OpenGL Loader Generator is a generator of OpenGL loading library targetting C++ that supports different OpenGL versions, profiles, extensions, and even has adjustable code formatting. The generated library loads OpenGL function pointers & can be used in place of system-provided OpenGL header files (which are known to contain definitions for only a few extremely old OpenGL verions). The library has no dependencies other than an OpenGL implementation and a C++11 compiler.
The project has been tested under Linux with GCC 9.2 & under Windows with MinGW 9.3. If for some reason it doesn't work for your platform, be welcome to post an issue or (better) make a PR.
The project is heavily influenced by glLoadGen (no longer supported).
The generator itself is a single python script generator.py
. It needs a configuration file to work, though.
To generate the loading library (header & source files), run
./generator.py config.json
The config file is a single JSON object containing the generator configuration (see the example file). A config file was chosen instead of e.g. command-line arguments to make updating the config & loader easier.
The following generator options are supported:
Option | Type | Default value | Description |
---|---|---|---|
spec_file |
string |
"gl.xml" |
Path to OpenGL specification XML file (a version of this file is included in this repository) |
api |
string |
"gl" |
The API to load: gl , gles1 , gles2 or glsc |
version |
string |
"4.6" |
The API version to load |
profile |
string |
"core" |
The API profile to load (may be empty) |
extensions |
[string] |
[] |
The list of extensions to load |
indent |
string |
"\t" |
The string to use as indentation in the generated code |
namespace |
string |
"gl" |
The namespace that will be used for generated API functions and constants (empty namespace means using global namespace) |
loader_namespace |
string |
"sys" |
The namespace that will be used for the loader library public interface, relative to the gl namespace (empty namespace means using parent namespace) |
internal_namespace |
string |
"internal" |
The namespace that will be used for the loader library internals, relative to the gl namespace (empty namespace means using parent namespace) |
internal_prefix |
string |
"" |
The prefix that will be appended to all OpenGL function names in the loader library internals (not the loaded OpenGL functions) |
undef |
int |
4 |
All OpenGL constants of this length or shorter will be #undef ined in the beginning of the library header (some systems may define TRUE , ZERO , etc) |
strip |
bool |
true |
Whether to strip the gl and GL_ prefixes from OpenGL functions and constants (makes sense when using a namespace) |
out_header |
string |
"gl.hpp" |
The path to the generated loader library header |
out_source |
string |
"gl.cpp" |
The path to the generated loader library source |
include |
string |
"\"${config.out_header}\"" |
The string to be used by the library source to include the library header (including the "" or <> ); that is, the library source will contain a line #include ${config.include} |
All non-absolute paths are resolved relative to current working directory.
The generated functions are in C++, thus adhere to C++ linkage & name mangling rules.
Note that options config.namespace = ""
and config.strip = false
make the generated functions appear in the global namespace with names identical to how they are defined in OpenGL (e.g. glClear
in the global namespace, etc). This may interfere with already existing OpenGL functions, use at your own risk (however the library prevents including OpenGL headers alongside itself, and OpenGL functions have C
linkage, so it should be hard to actually face any problems).
See the examples of generated header and source for further details on the structure of the generated files.

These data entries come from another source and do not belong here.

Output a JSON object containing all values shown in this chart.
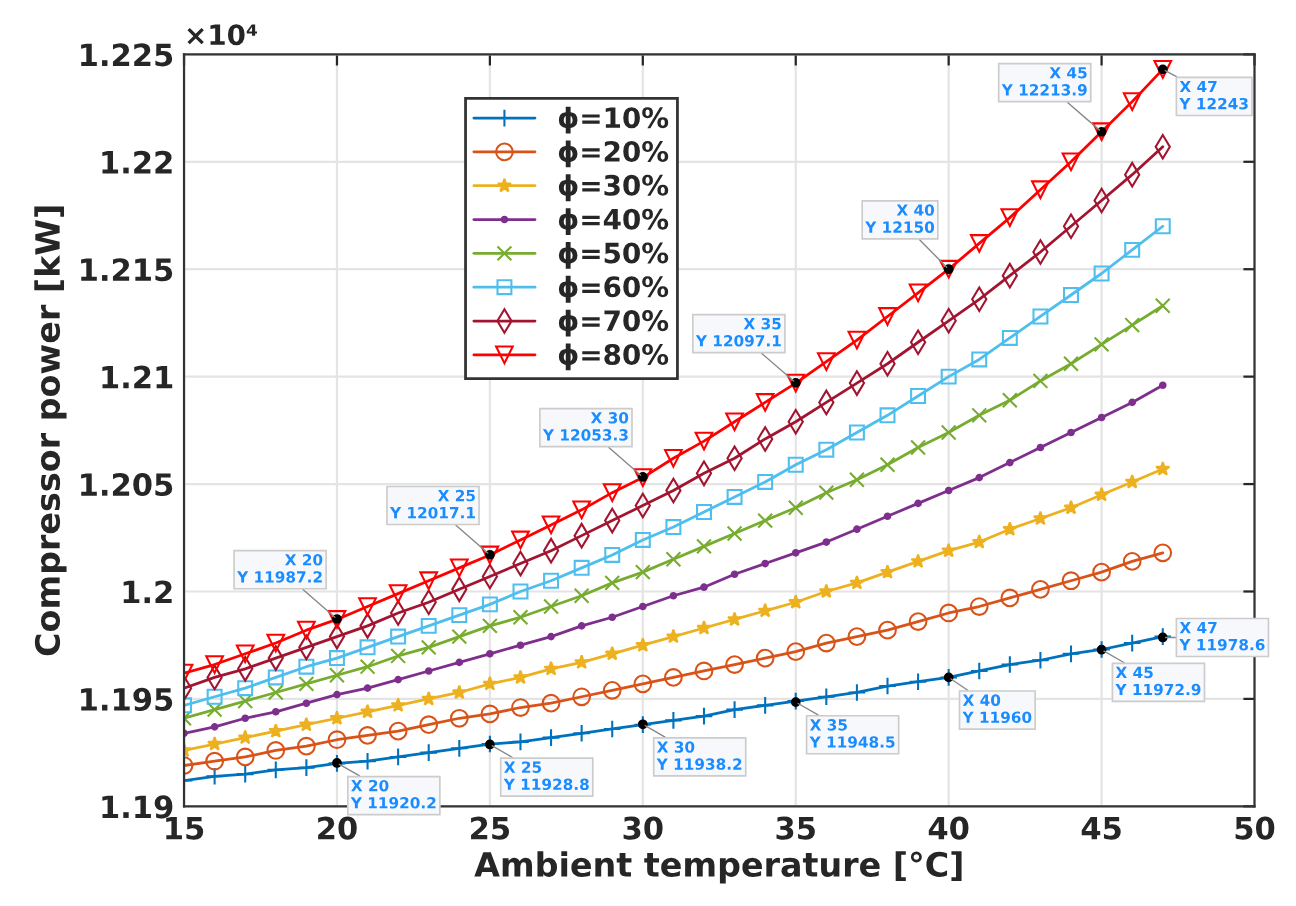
{
  "chart_data": {
    "type": "line",
    "xlabel": "Ambient temperature [°C]",
    "ylabel": "Compressor power [kW]",
    "x": [
      15,
      16,
      17,
      18,
      19,
      20,
      21,
      22,
      23,
      24,
      25,
      26,
      27,
      28,
      29,
      30,
      31,
      32,
      33,
      34,
      35,
      36,
      37,
      38,
      39,
      40,
      41,
      42,
      43,
      44,
      45,
      46,
      47
    ],
    "xlim": [
      15,
      50
    ],
    "xticks": [
      15,
      20,
      25,
      30,
      35,
      40,
      45,
      50
    ],
    "ylim": [
      1.19,
      1.225
    ],
    "yticks": [
      1.19,
      1.195,
      1.2,
      1.205,
      1.21,
      1.215,
      1.22,
      1.225
    ],
    "grid": true,
    "legend": "top left",
    "line_style": "solid",
    "series": [
      {
        "name": "ϕ=10%",
        "color": "#0072bd",
        "marker": "plus",
        "values": [
          1.1912,
          1.1914,
          1.1915,
          1.1917,
          1.1918,
          1.192,
          1.1921,
          1.1923,
          1.1925,
          1.1927,
          1.1929,
          1.193,
          1.1932,
          1.1934,
          1.1936,
          1.1938,
          1.194,
          1.1942,
          1.1945,
          1.1947,
          1.1949,
          1.1951,
          1.1953,
          1.1956,
          1.1958,
          1.196,
          1.1963,
          1.1966,
          1.1968,
          1.1971,
          1.1973,
          1.1976,
          1.1979
        ]
      },
      {
        "name": "ϕ=20%",
        "color": "#d95319",
        "marker": "circle",
        "values": [
          1.1919,
          1.1921,
          1.1923,
          1.1926,
          1.1928,
          1.1931,
          1.1933,
          1.1935,
          1.1938,
          1.1941,
          1.1943,
          1.1946,
          1.1948,
          1.1951,
          1.1954,
          1.1957,
          1.196,
          1.1963,
          1.1966,
          1.1969,
          1.1972,
          1.1976,
          1.1979,
          1.1982,
          1.1986,
          1.199,
          1.1993,
          1.1997,
          1.2001,
          1.2005,
          1.2009,
          1.2014,
          1.2018
        ]
      },
      {
        "name": "ϕ=30%",
        "color": "#edb120",
        "marker": "star",
        "values": [
          1.1926,
          1.1929,
          1.1932,
          1.1935,
          1.1938,
          1.1941,
          1.1944,
          1.1947,
          1.195,
          1.1953,
          1.1957,
          1.196,
          1.1964,
          1.1967,
          1.1971,
          1.1975,
          1.1979,
          1.1983,
          1.1987,
          1.1991,
          1.1995,
          1.2,
          1.2004,
          1.2009,
          1.2014,
          1.2019,
          1.2023,
          1.2029,
          1.2034,
          1.2039,
          1.2045,
          1.2051,
          1.2057
        ]
      },
      {
        "name": "ϕ=40%",
        "color": "#7e2f8e",
        "marker": "point",
        "values": [
          1.1934,
          1.1937,
          1.1941,
          1.1944,
          1.1948,
          1.1952,
          1.1955,
          1.1959,
          1.1963,
          1.1967,
          1.1971,
          1.1975,
          1.1979,
          1.1984,
          1.1988,
          1.1993,
          1.1998,
          1.2002,
          1.2008,
          1.2013,
          1.2018,
          1.2023,
          1.2029,
          1.2035,
          1.2041,
          1.2047,
          1.2053,
          1.206,
          1.2067,
          1.2074,
          1.2081,
          1.2088,
          1.2096
        ]
      },
      {
        "name": "ϕ=50%",
        "color": "#77ac30",
        "marker": "cross",
        "values": [
          1.1941,
          1.1945,
          1.1949,
          1.1953,
          1.1957,
          1.1961,
          1.1965,
          1.197,
          1.1974,
          1.1979,
          1.1984,
          1.1988,
          1.1993,
          1.1998,
          1.2004,
          1.2009,
          1.2015,
          1.2021,
          1.2027,
          1.2033,
          1.2039,
          1.2046,
          1.2052,
          1.2059,
          1.2067,
          1.2074,
          1.2082,
          1.2089,
          1.2098,
          1.2106,
          1.2115,
          1.2124,
          1.2133
        ]
      },
      {
        "name": "ϕ=60%",
        "color": "#4dbeee",
        "marker": "square",
        "values": [
          1.1947,
          1.1951,
          1.1955,
          1.196,
          1.1965,
          1.1969,
          1.1974,
          1.1979,
          1.1984,
          1.1989,
          1.1994,
          1.2,
          1.2005,
          1.2011,
          1.2017,
          1.2024,
          1.203,
          1.2037,
          1.2044,
          1.2051,
          1.2059,
          1.2066,
          1.2074,
          1.2082,
          1.2091,
          1.21,
          1.2108,
          1.2118,
          1.2128,
          1.2138,
          1.2148,
          1.2159,
          1.217
        ]
      },
      {
        "name": "ϕ=70%",
        "color": "#a2142f",
        "marker": "diamond",
        "values": [
          1.1955,
          1.196,
          1.1964,
          1.1969,
          1.1974,
          1.1979,
          1.1984,
          1.199,
          1.1995,
          1.2001,
          1.2007,
          1.2013,
          1.2019,
          1.2026,
          1.2033,
          1.204,
          1.2047,
          1.2055,
          1.2062,
          1.2071,
          1.2079,
          1.2088,
          1.2097,
          1.2106,
          1.2116,
          1.2126,
          1.2136,
          1.2147,
          1.2158,
          1.217,
          1.2182,
          1.2194,
          1.2207
        ]
      },
      {
        "name": "ϕ=80%",
        "color": "#ff0000",
        "marker": "triangle",
        "values": [
          1.1962,
          1.1966,
          1.1971,
          1.1976,
          1.1982,
          1.1987,
          1.1993,
          1.1999,
          1.2005,
          1.2011,
          1.2017,
          1.2024,
          1.2031,
          1.2038,
          1.2046,
          1.2053,
          1.2062,
          1.207,
          1.2079,
          1.2088,
          1.2097,
          1.2107,
          1.2117,
          1.2128,
          1.2139,
          1.215,
          1.2162,
          1.2174,
          1.2187,
          1.22,
          1.2214,
          1.2228,
          1.2243
        ]
      }
    ],
    "annotations": [
      "×10⁴",
      {
        "text": "X 20\nY 11987.2",
        "x": 20,
        "y": 1.19872
      },
      {
        "text": "X 25\nY 12017.1",
        "x": 25,
        "y": 1.20171
      },
      {
        "text": "X 30\nY 12053.3",
        "x": 30,
        "y": 1.20533
      },
      {
        "text": "X 35\nY 12097.1",
        "x": 35,
        "y": 1.20971
      },
      {
        "text": "X 40\nY 12150",
        "x": 40,
        "y": 1.215
      },
      {
        "text": "X 45\nY 12213.9",
        "x": 45,
        "y": 1.22139
      },
      {
        "text": "X 47\nY 12243",
        "x": 47,
        "y": 1.2243
      },
      {
        "text": "X 20\nY 11920.2",
        "x": 20,
        "y": 1.19202
      },
      {
        "text": "X 25\nY 11928.8",
        "x": 25,
        "y": 1.19288
      },
      {
        "text": "X 30\nY 11938.2",
        "x": 30,
        "y": 1.19382
      },
      {
        "text": "X 35\nY 11948.5",
        "x": 35,
        "y": 1.19485
      },
      {
        "text": "X 40\nY 11960",
        "x": 40,
        "y": 1.196
      },
      {
        "text": "X 45\nY 11972.9",
        "x": 45,
        "y": 1.19729
      },
      {
        "text": "X 47\nY 11978.6",
        "x": 47,
        "y": 1.19786
      }
    ]
  }
}
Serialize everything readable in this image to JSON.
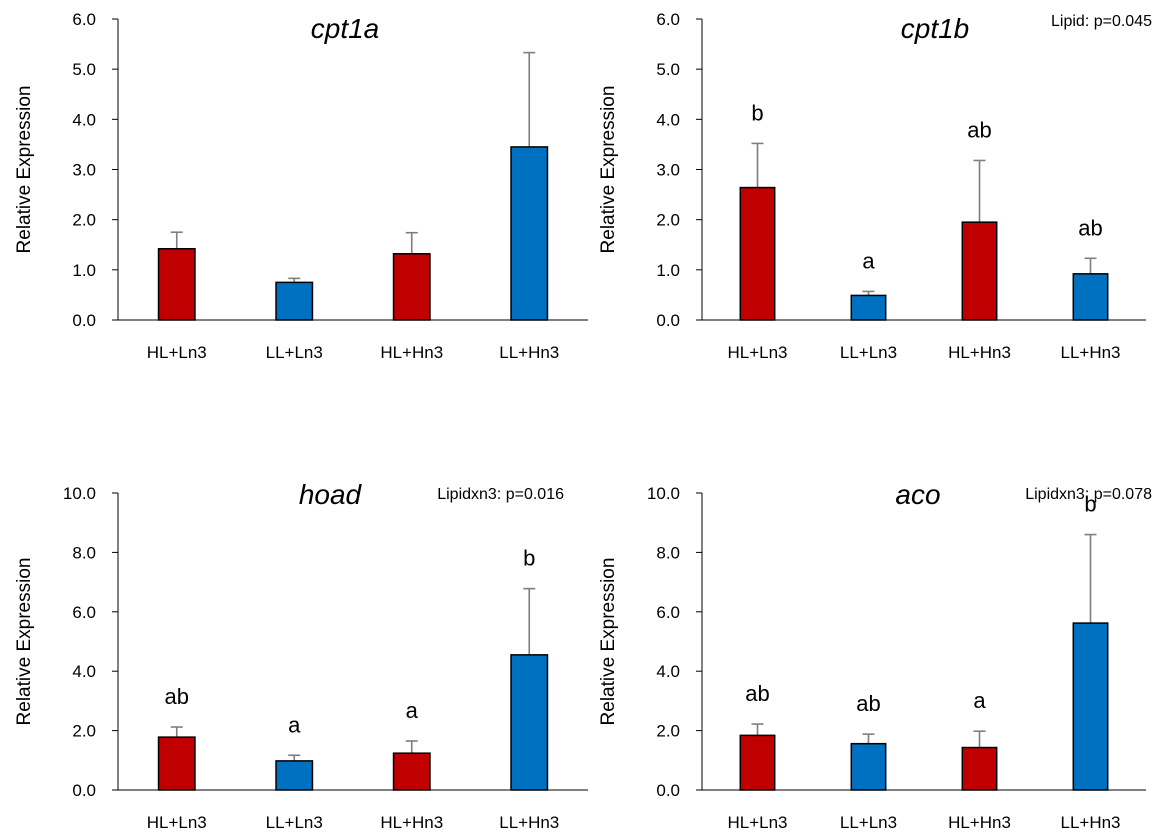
{
  "colors": {
    "red": "#c00000",
    "blue": "#0070c0",
    "error": "#7f7f7f",
    "axis": "#000000"
  },
  "chart_data": [
    {
      "type": "bar",
      "title": "cpt1a",
      "annotation": "",
      "ylabel": "Relative Expression",
      "xlabel": "",
      "categories": [
        "HL+Ln3",
        "LL+Ln3",
        "HL+Hn3",
        "LL+Hn3"
      ],
      "values": [
        1.42,
        0.75,
        1.32,
        3.45
      ],
      "error_upper": [
        1.75,
        0.83,
        1.74,
        5.33
      ],
      "bar_colors": [
        "red",
        "blue",
        "red",
        "blue"
      ],
      "letters": [
        "",
        "",
        "",
        ""
      ],
      "ylim": [
        0,
        6
      ],
      "yticks": [
        "0.0",
        "1.0",
        "2.0",
        "3.0",
        "4.0",
        "5.0",
        "6.0"
      ],
      "grid": false
    },
    {
      "type": "bar",
      "title": "cpt1b",
      "annotation": "Lipid: p=0.045",
      "ylabel": "Relative Expression",
      "xlabel": "",
      "categories": [
        "HL+Ln3",
        "LL+Ln3",
        "HL+Hn3",
        "LL+Hn3"
      ],
      "values": [
        2.64,
        0.49,
        1.95,
        0.92
      ],
      "error_upper": [
        3.52,
        0.57,
        3.18,
        1.23
      ],
      "bar_colors": [
        "red",
        "blue",
        "red",
        "blue"
      ],
      "letters": [
        "b",
        "a",
        "ab",
        "ab"
      ],
      "ylim": [
        0,
        6
      ],
      "yticks": [
        "0.0",
        "1.0",
        "2.0",
        "3.0",
        "4.0",
        "5.0",
        "6.0"
      ],
      "grid": false
    },
    {
      "type": "bar",
      "title": "hoad",
      "annotation": "Lipidxn3: p=0.016",
      "ylabel": "Relative Expression",
      "xlabel": "",
      "categories": [
        "HL+Ln3",
        "LL+Ln3",
        "HL+Hn3",
        "LL+Hn3"
      ],
      "values": [
        1.78,
        0.98,
        1.24,
        4.55
      ],
      "error_upper": [
        2.12,
        1.17,
        1.65,
        6.78
      ],
      "bar_colors": [
        "red",
        "blue",
        "red",
        "blue"
      ],
      "letters": [
        "ab",
        "a",
        "a",
        "b"
      ],
      "ylim": [
        0,
        10
      ],
      "yticks": [
        "0.0",
        "2.0",
        "4.0",
        "6.0",
        "8.0",
        "10.0"
      ],
      "grid": false
    },
    {
      "type": "bar",
      "title": "aco",
      "annotation": "Lipidxn3: p=0.078",
      "ylabel": "Relative Expression",
      "xlabel": "",
      "categories": [
        "HL+Ln3",
        "LL+Ln3",
        "HL+Hn3",
        "LL+Hn3"
      ],
      "values": [
        1.84,
        1.56,
        1.43,
        5.62
      ],
      "error_upper": [
        2.22,
        1.88,
        1.98,
        8.6
      ],
      "bar_colors": [
        "red",
        "blue",
        "red",
        "blue"
      ],
      "letters": [
        "ab",
        "ab",
        "a",
        "b"
      ],
      "ylim": [
        0,
        10
      ],
      "yticks": [
        "0.0",
        "2.0",
        "4.0",
        "6.0",
        "8.0",
        "10.0"
      ],
      "grid": false
    }
  ]
}
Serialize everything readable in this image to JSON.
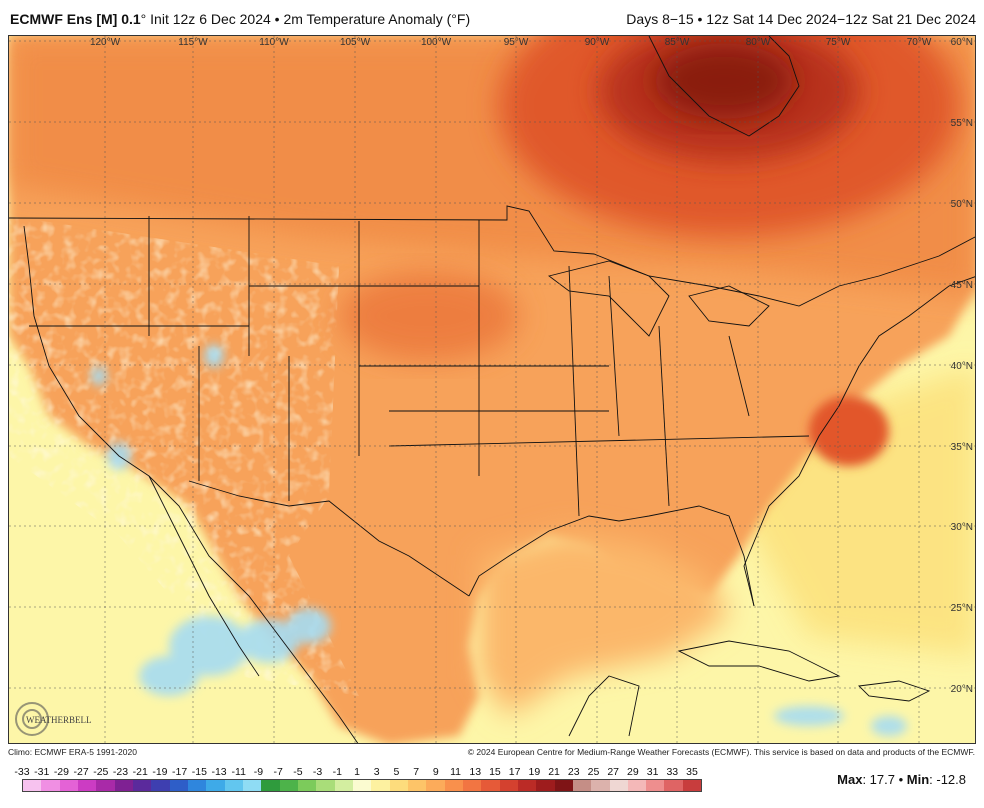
{
  "header": {
    "model_bold": "ECMWF Ens [M] 0.1",
    "model_rest": "° Init 12z 6 Dec 2024 • 2m Temperature Anomaly (°F)",
    "valid": "Days 8−15 • 12z Sat 14 Dec 2024−12z Sat 21 Dec 2024"
  },
  "map": {
    "lon_labels": [
      "120°W",
      "115°W",
      "110°W",
      "105°W",
      "100°W",
      "95°W",
      "90°W",
      "85°W",
      "80°W",
      "75°W",
      "70°W"
    ],
    "lat_labels": [
      "60°N",
      "55°N",
      "50°N",
      "45°N",
      "40°N",
      "35°N",
      "30°N",
      "25°N",
      "20°N"
    ],
    "colors": {
      "ocean_neutral": "#fdf6a8",
      "land_warm": "#f7a25a",
      "warm_core": "#e0582a",
      "hot_core": "#8a1a10",
      "cool": "#a6dcf2"
    }
  },
  "logo": {
    "text": "WEATHERBELL"
  },
  "footer": {
    "climo": "Climo: ECMWF ERA-5 1991-2020",
    "copyright": "© 2024 European Centre for Medium-Range Weather Forecasts (ECMWF). This service is based on data and products of the ECMWF."
  },
  "legend": {
    "labels": [
      "-33",
      "-31",
      "-29",
      "-27",
      "-25",
      "-23",
      "-21",
      "-19",
      "-17",
      "-15",
      "-13",
      "-11",
      "-9",
      "-7",
      "-5",
      "-3",
      "-1",
      "1",
      "3",
      "5",
      "7",
      "9",
      "11",
      "13",
      "15",
      "17",
      "19",
      "21",
      "23",
      "25",
      "27",
      "29",
      "31",
      "33",
      "35"
    ],
    "colors": [
      "#f7c2ef",
      "#f08fe3",
      "#e462d6",
      "#cc3cc3",
      "#a92aa8",
      "#7f2193",
      "#5b2a9c",
      "#3e3fb0",
      "#2e5ec8",
      "#2f86dd",
      "#3eaae8",
      "#62c6ef",
      "#8fdcf4",
      "#2f9b3d",
      "#4db34a",
      "#7ccb5b",
      "#a9dd79",
      "#d3eea0",
      "#fbfbd0",
      "#fdf1a0",
      "#fddc7c",
      "#fdc468",
      "#fcab5a",
      "#f9904c",
      "#f27542",
      "#e65a38",
      "#d4412f",
      "#bb2b26",
      "#9e1c1d",
      "#7f1416",
      "#c58e86",
      "#dcb2ac",
      "#efd7d3",
      "#f4b8b8",
      "#ee8e8e",
      "#df6464",
      "#c83d3d"
    ],
    "max_label": "Max",
    "max_value": ": 17.7",
    "sep": " • ",
    "min_label": "Min",
    "min_value": ": -12.8"
  }
}
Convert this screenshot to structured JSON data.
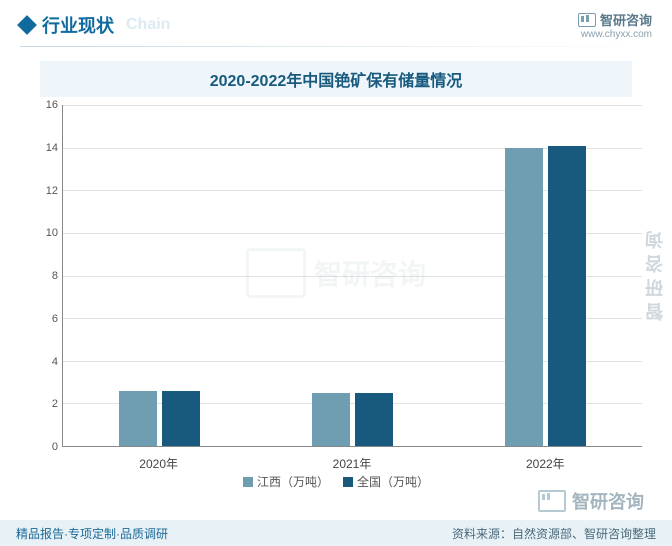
{
  "header": {
    "title": "行业现状",
    "subtitle": "Chain",
    "brand_name": "智研咨询",
    "brand_url": "www.chyxx.com"
  },
  "chart": {
    "type": "bar",
    "title": "2020-2022年中国铯矿保有储量情况",
    "categories": [
      "2020年",
      "2021年",
      "2022年"
    ],
    "series": [
      {
        "name": "江西（万吨）",
        "color": "#6f9eb3",
        "values": [
          2.6,
          2.5,
          14.0
        ]
      },
      {
        "name": "全国（万吨）",
        "color": "#185a7d",
        "values": [
          2.6,
          2.5,
          14.1
        ]
      }
    ],
    "ylim": [
      0,
      16
    ],
    "ytick_step": 2,
    "yticks": [
      0,
      2,
      4,
      6,
      8,
      10,
      12,
      14,
      16
    ],
    "background_color": "#ffffff",
    "grid_color": "#e2e2e2",
    "axis_color": "#888888",
    "bar_width_pct": 6.5,
    "bar_gap_pct": 1.0,
    "title_fontsize": 16,
    "label_fontsize": 12,
    "tick_fontsize": 11,
    "title_bg": "#eef6fb",
    "title_color": "#185a7d"
  },
  "footer": {
    "left": "精品报告·专项定制·品质调研",
    "right": "资料来源：自然资源部、智研咨询整理"
  },
  "watermark": {
    "side": "智研咨询",
    "brand": "智研咨询"
  }
}
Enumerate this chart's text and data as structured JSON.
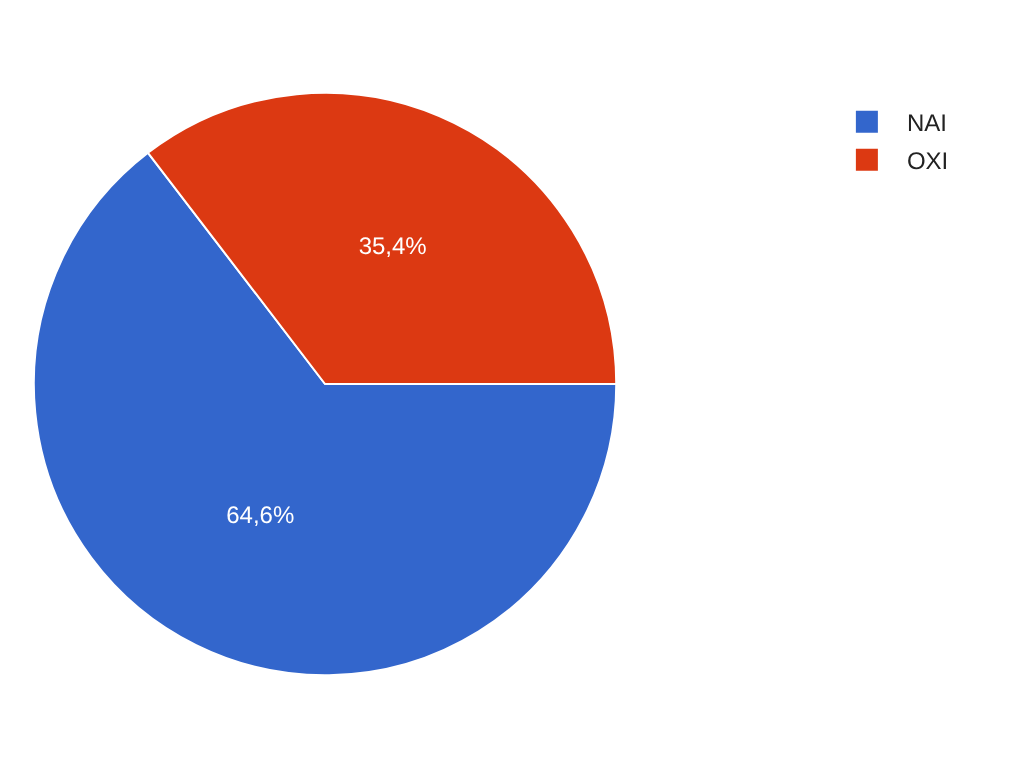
{
  "chart_data": {
    "type": "pie",
    "categories": [
      "ΝΑΙ",
      "ΟΧΙ"
    ],
    "values": [
      64.6,
      35.4
    ],
    "colors": [
      "#3366cc",
      "#dc3912"
    ],
    "value_labels": [
      "64,6%",
      "35,4%"
    ],
    "legend": "top right"
  }
}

With the default settings, the gl
namespace contains all OpenGL functions and constants for a particular version & profile, while the loader library API is in the gl::sys
namespace. The gl::internal
namespace will contain the actual OpenGL functions' pointers that will be loaded at runtime. All of these namespaces can be changed through the configuration file.
To initialize the library, call gl::sys::initialize()
. This function returns true
if all the required OpenGL functions were successfully loaded (excluding extensions), and false
otherwise. To check if a particular requested extension is supported, call gl::sys::ext_EXTENSION_NAME()
, e.g. gl::sys::ext_ARB_texture_filter_anisotropic()
for the GL_ARB_texture_filter_anisotropic
extension (note that the GL_
part is stripped).
The loaded functions and constants can be used like gl::DrawArrays(gl::TRIANGLES, 0, 6)
(again, assuming default settings). See the test application for a working example of library usage.
The OpenGL Loader Generator is distributed under the MIT license.
Any fixes and/or enhancements are warmly welcome. Before creating a pull request, make sure that the test application compiles and runs successfully (you'll need the SDL2 library for that).